Ultracompact and high-efficiency liquid-crystal-on-silicon light engines for augmented reality glasses

Augmented reality (AR) and virtual reality (VR) are innovative display technologies with the ability to revolutionize the way we interact and experience the world.

Unlike VR, which immerses users in entirely virtual environments, AR superimposes digital content onto the real world, enabling vast applications in education, training, retail, marketing, and navigation, just to name a few. AR experiences can be accessed through various devices, including smartphones, tablets, and smart glasses.

Among these, stylish AR glasses will become the mainstream as they offer unparalleled convenience and immersion, lightweight and compact formfactor, seamlessly integrating digital content into the real world.

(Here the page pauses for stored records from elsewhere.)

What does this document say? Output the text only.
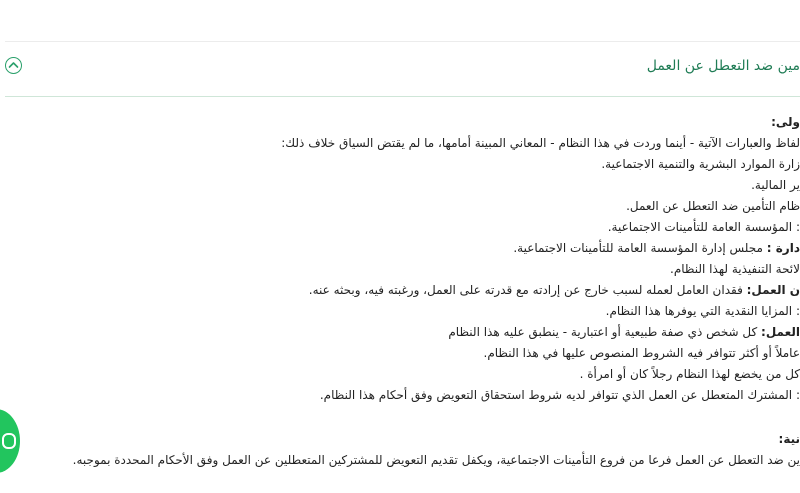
مين ضد التعطل عن العمل
ولى:
لفاظ والعبارات الآتية - أينما وردت في هذا النظام - المعاني المبينة أمامها، ما لم يقتض السياق خلاف ذلك:
زارة الموارد البشرية والتنمية الاجتماعية.
ير المالية.
ظام التأمين ضد التعطل عن العمل.
: المؤسسة العامة للتأمينات الاجتماعية.
دارة : مجلس إدارة المؤسسة العامة للتأمينات الاجتماعية.
لائحة التنفيذية لهذا النظام.
ن العمل: فقدان العامل لعمله لسبب خارج عن إرادته مع قدرته على العمل، ورغبته فيه، وبحثه عنه.
: المزايا النقدية التي يوفرها هذا النظام.
العمل: كل شخص ذي صفة طبيعية أو اعتبارية - ينطبق عليه هذا النظام
عاملاً أو أكثر تتوافر فيه الشروط المنصوص عليها في هذا النظام.
كل من يخضع لهذا النظام رجلاً كان أو امرأة .
: المشترك المتعطل عن العمل الذي تتوافر لديه شروط استحقاق التعويض وفق أحكام هذا النظام.
نية:
ين ضد التعطل عن العمل فرعا من فروع التأمينات الاجتماعية، ويكفل تقديم التعويض للمشتركين المتعطلين عن العمل وفق الأحكام المحددة بموجبه.
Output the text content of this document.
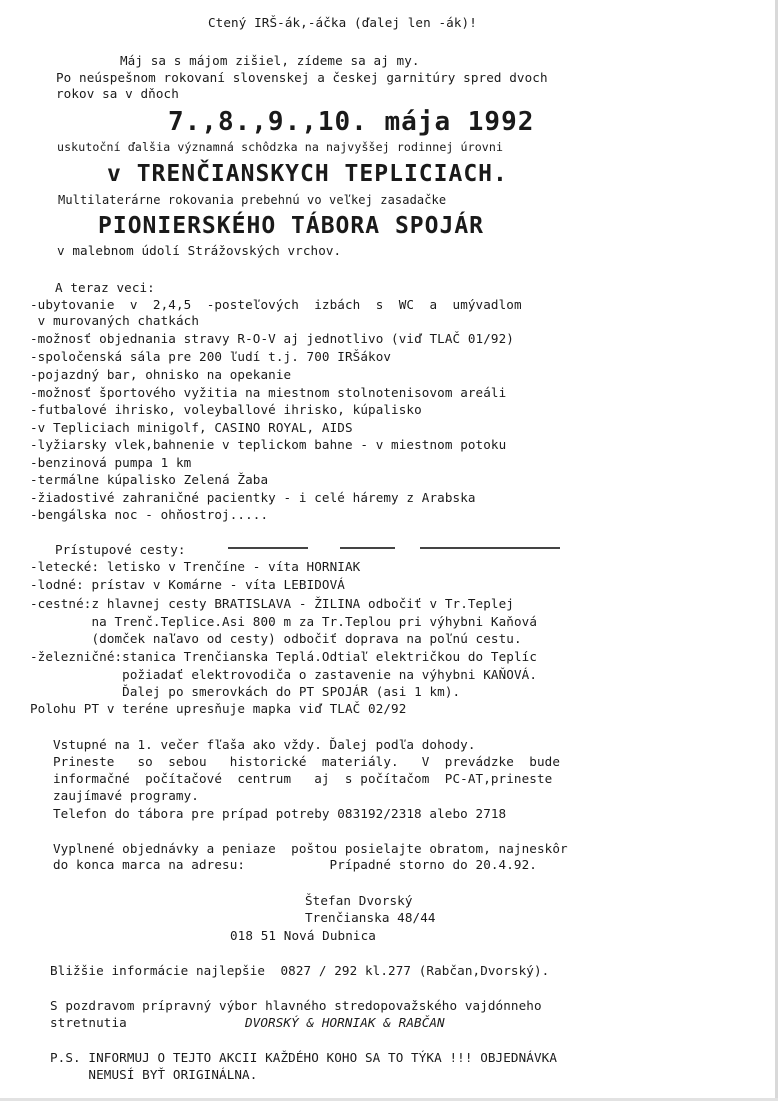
Ctený IRŠ-ák,-áčka (ďalej len -ák)!
Máj sa s májom zišiel, zídeme sa aj my.
Po neúspešnom rokovaní slovenskej a českej garnitúry spred dvoch
rokov sa v dňoch
7.,8.,9.,10. mája 1992
uskutoční ďalšia významná schôdzka na najvyššej rodinnej úrovni
v TRENČIANSKYCH TEPLICIACH.
Multilaterárne rokovania prebehnú vo veľkej zasadačke
PIONIERSKÉHO TÁBORA SPOJÁR
v malebnom údolí Strážovských vrchov.
A teraz veci:
-ubytovanie  v  2,4,5  -posteľových  izbách  s  WC  a  umývadlom
v murovaných chatkách
-možnosť objednania stravy R-O-V aj jednotlivo (viď TLAČ 01/92)
-spoločenská sála pre 200 ľudí t.j. 700 IRŠákov
-pojazdný bar, ohnisko na opekanie
-možnosť športového vyžitia na miestnom stolnotenisovom areáli
-futbalové ihrisko, voleyballové ihrisko, kúpalisko
-v Tepliciach minigolf, CASINO ROYAL, AIDS
-lyžiarsky vlek,bahnenie v teplickom bahne - v miestnom potoku
-benzinová pumpa 1 km
-termálne kúpalisko Zelená Žaba
-žiadostivé zahraničné pacientky - i celé háremy z Arabska
-bengálska noc - ohňostroj.....
Prístupové cesty:
-letecké: letisko v Trenčíne - víta HORNIAK
-lodné: prístav v Komárne - víta LEBIDOVÁ
-cestné:z hlavnej cesty BRATISLAVA - ŽILINA odbočiť v Tr.Teplej
na Trenč.Teplice.Asi 800 m za Tr.Teplou pri výhybni Kaňová
(domček naľavo od cesty) odbočiť doprava na poľnú cestu.
-železničné:stanica Trenčianska Teplá.Odtiaľ električkou do Teplíc
požiadať elektrovodiča o zastavenie na výhybni KAŇOVÁ.
Ďalej po smerovkách do PT SPOJÁR (asi 1 km).
Polohu PT v teréne upresňuje mapka viď TLAČ 02/92
Vstupné na 1. večer fľaša ako vždy. Ďalej podľa dohody.
Prineste   so  sebou   historické  materiály.   V  prevádzke  bude
informačné  počítačové  centrum   aj  s počítačom  PC-AT,prineste
zaujímavé programy.
Telefon do tábora pre prípad potreby 083192/2318 alebo 2718
Vyplnené objednávky a peniaze  poštou posielajte obratom, najneskôr
do konca marca na adresu:           Prípadné storno do 20.4.92.
Štefan Dvorský
Trenčianska 48/44
018 51 Nová Dubnica
Bližšie informácie najlepšie  0827 / 292 kl.277 (Rabčan,Dvorský).
S pozdravom prípravný výbor hlavného stredopovažského vajdónneho
stretnutia	DVORSKÝ & HORNIAK & RABČAN
P.S. INFORMUJ O TEJTO AKCII KAŽDÉHO KOHO SA TO TÝKA !!! OBJEDNÁVKA
NEMUSÍ BYŤ ORIGINÁLNA.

AR glasses usually consist of two main components: a light engine, responsible for generating digital images, and an optical system, which delivers the generated content to the users. Different optical systems such as birdbath optics and waveguide optics have been applied in commercial products.

The light engines must be very compact while keeping a high optical efficiency to enable longtime comfortable wearing and high ambient contrast ratio.

"Liquid-crystal-on-silicon (LCoS) or micro-LED, who wins?" has become a heated debate question. Micro-LED display is an emissive technology that promises to revolutionize visual experiences with high peak brightness, fast response time, true dark state, and long lifetime. However, its manufacturability remains a significant challenge.

On the other hand, LCoS is a non-emissive reflective microdisplay, which requires a front illumination system. Conventional LCoS system is facing tremendous challenges due to its bulky illumination system. To achieve high optical efficiency, it often incorporates a bulky polarizing beam splitter (PBS) cube. Therefore, achieving an ultracompact yet high-efficiency illumination system for LCoS based AR glasses is in urgent demand.

To minimize the formfactor of the LCoS system, researchers have proposed an ultracompact illumination system with a light guide plate (LGP) to efficiently direct the employed light source to the LCoS panel.

Their study is published in Opto-Electronic Advances.

The light from the light source, e.g., an LED array or laser diodes, is coupled into the LGP using an in-coupling prism. Next, the in-coupled light propagates inside the LGP due to total internal reflection (TIR) at the top and the bottom surfaces. Some of the trapped light enters the extraction prisms, while propagating along Z direction and the remaining light continues to propagate forward in the LGP.

The light inside the extraction prism is reflected toward the bottom LCoS panel through another TIR at the tilted surface of the prism. A similar concept has also been proposed by Prof. Wu's group to generate uniform illumination for liquid crystal displays.